C: Agreed! I’m one of those writers who believes that writing is a conversation. What I put on the page is answered in my readers’ minds, even if I never know anything about the thoughts, memories, or arguments that my words stir up in them. I think that every reader authors their own version of a story when they read it. But this project made that conversation out-and-out literal. Sharon and I were each other’s first readers. We read our essays to each other back and forth sitting on Sharon’s porch. Even though we didn’t plan it, they ended up speaking to each other.
You’ve included two essays in every chapter rather than writing a joint essay or dividing up the topics between yourselves…
S: This comes back to the “millions of suns” idea.
We wrote what we needed to about topics like “Reading,” or “Writer’s Block,” or “The Present Moment” without consulting one another. We were committed to the idea that there’s no “one right way” to approach any writing inspiration. Readers will see for themselves how radically we diverged from each other in our responses to some of the chapter’s craft elements, but we were surprised and delighted sometimes by how similarly we approached some themes. Including both voices was a way to open the door to our readers and say—“we can’t wait to see your unique take on this topic!”
C: There’s also a practical element to this approach.
As teachers, we know that no two students learn the same way. Sharon and I sometimes taught the same students, year to year, and one might go from having me in tenth grade and Sharon in eleventh (or vice versa). Sometimes, they would come away believing with their whole heart that Sharon was a brilliant teacher but I was incomprehensible—while their friend, who was sitting right next to them in both classes, came to the opposite conclusion.
Everyone who picks up this book gets two different entry points into every topic. If one doesn’t work for you, try another. If neither works, invent a new way in. Learning what techniques do and don’t work for you is part of developing your writing practice—any artistic practice, really.

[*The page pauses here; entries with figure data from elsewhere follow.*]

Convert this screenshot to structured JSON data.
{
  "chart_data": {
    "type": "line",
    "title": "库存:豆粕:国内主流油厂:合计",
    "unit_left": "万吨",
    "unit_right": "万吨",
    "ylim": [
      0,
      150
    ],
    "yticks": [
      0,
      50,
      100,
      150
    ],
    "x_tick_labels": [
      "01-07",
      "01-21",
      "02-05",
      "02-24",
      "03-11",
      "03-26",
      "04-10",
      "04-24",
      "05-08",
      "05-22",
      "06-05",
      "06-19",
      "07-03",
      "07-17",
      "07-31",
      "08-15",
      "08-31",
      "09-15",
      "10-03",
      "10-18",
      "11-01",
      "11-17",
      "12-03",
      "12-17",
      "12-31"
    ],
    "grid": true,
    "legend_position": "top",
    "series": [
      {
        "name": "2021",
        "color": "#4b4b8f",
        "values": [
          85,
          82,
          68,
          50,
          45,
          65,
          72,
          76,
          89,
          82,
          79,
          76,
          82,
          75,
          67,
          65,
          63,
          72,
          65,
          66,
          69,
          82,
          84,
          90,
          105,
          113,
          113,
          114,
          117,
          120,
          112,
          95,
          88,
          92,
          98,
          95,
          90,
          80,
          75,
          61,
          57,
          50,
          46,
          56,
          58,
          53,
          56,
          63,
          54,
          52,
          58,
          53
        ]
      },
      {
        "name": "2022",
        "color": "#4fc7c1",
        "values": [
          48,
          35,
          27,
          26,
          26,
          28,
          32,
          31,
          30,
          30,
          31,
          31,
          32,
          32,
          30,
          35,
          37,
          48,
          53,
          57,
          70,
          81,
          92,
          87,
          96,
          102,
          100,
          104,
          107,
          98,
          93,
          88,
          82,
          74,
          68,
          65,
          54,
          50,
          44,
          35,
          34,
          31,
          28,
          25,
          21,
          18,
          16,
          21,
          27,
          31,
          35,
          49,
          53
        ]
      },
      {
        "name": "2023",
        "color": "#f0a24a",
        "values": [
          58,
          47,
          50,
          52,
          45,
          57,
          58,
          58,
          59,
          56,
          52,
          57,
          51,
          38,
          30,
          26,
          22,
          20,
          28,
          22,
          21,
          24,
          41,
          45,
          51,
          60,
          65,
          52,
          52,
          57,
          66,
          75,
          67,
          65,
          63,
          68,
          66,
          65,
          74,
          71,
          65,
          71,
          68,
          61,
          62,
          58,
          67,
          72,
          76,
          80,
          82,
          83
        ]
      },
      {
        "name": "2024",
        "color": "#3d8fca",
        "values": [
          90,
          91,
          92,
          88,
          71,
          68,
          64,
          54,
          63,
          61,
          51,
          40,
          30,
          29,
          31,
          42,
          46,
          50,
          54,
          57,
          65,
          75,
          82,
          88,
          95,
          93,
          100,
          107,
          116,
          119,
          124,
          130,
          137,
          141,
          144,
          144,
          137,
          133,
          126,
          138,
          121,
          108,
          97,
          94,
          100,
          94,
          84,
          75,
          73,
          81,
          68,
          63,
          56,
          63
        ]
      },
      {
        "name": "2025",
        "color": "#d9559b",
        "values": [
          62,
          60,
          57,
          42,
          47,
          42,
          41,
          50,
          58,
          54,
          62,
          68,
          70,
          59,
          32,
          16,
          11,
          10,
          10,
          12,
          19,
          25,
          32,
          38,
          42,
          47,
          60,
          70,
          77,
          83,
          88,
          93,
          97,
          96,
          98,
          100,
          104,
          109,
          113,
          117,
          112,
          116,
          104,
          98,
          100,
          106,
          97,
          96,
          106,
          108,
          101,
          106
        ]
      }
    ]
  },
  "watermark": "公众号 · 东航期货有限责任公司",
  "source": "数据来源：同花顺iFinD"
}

How are you hoping people will use this book?
C: However they want!
As we’ve said, this book doesn’t contain a formula for writing. We’ve tried to be really honest on the page, and we hope that makes it easier for other writers to do the same. We think that some of the essays touch on themes common to all artists—dancers, painters, everyone.
Readers can dip in and out of chapters, jump back and forth—whatever works.
Every chapter ends with a handful of prompts related to the essays, which is an easy way to make use of the book. Want to debate us in your own essay? We encourage it! In a classroom, teachers might have students brainstorm about “Inspiration” or “Revision” or “Surprise,” say, before they read a word of what we wrote. As long as artists turn back to their own creative work one way or another, they’re using the book correctly.
S: We deliberately wrote each essay to be less than two thousand words so that even someone coming home after work, tired and hungry, might still be able to find the ten minutes it would take to read one of the essays.
I hope our memories send the reader back into their own precious memories. I hope our explorations of beauty makes the reader wonder, “How does beauty figure into my life?” I hope when Christine thoughtfully delves into social justice issues and I grapple with writing about the climate crisis in “The Present Moment” chapter that readers find their own ways to wrestle with some of our world’s most challenging topics.
Beyond that, I hope that some of our readers reach out to us and share their own writer’s journey spurred on by Millions of Suns. There’s something so beautiful and gratifying about having a reader take the time to say, “Your story about your grandfather allowed me to finally write my own memoir piece about my own grandparents.” I’d love to hear from our readers with these kinds of responses!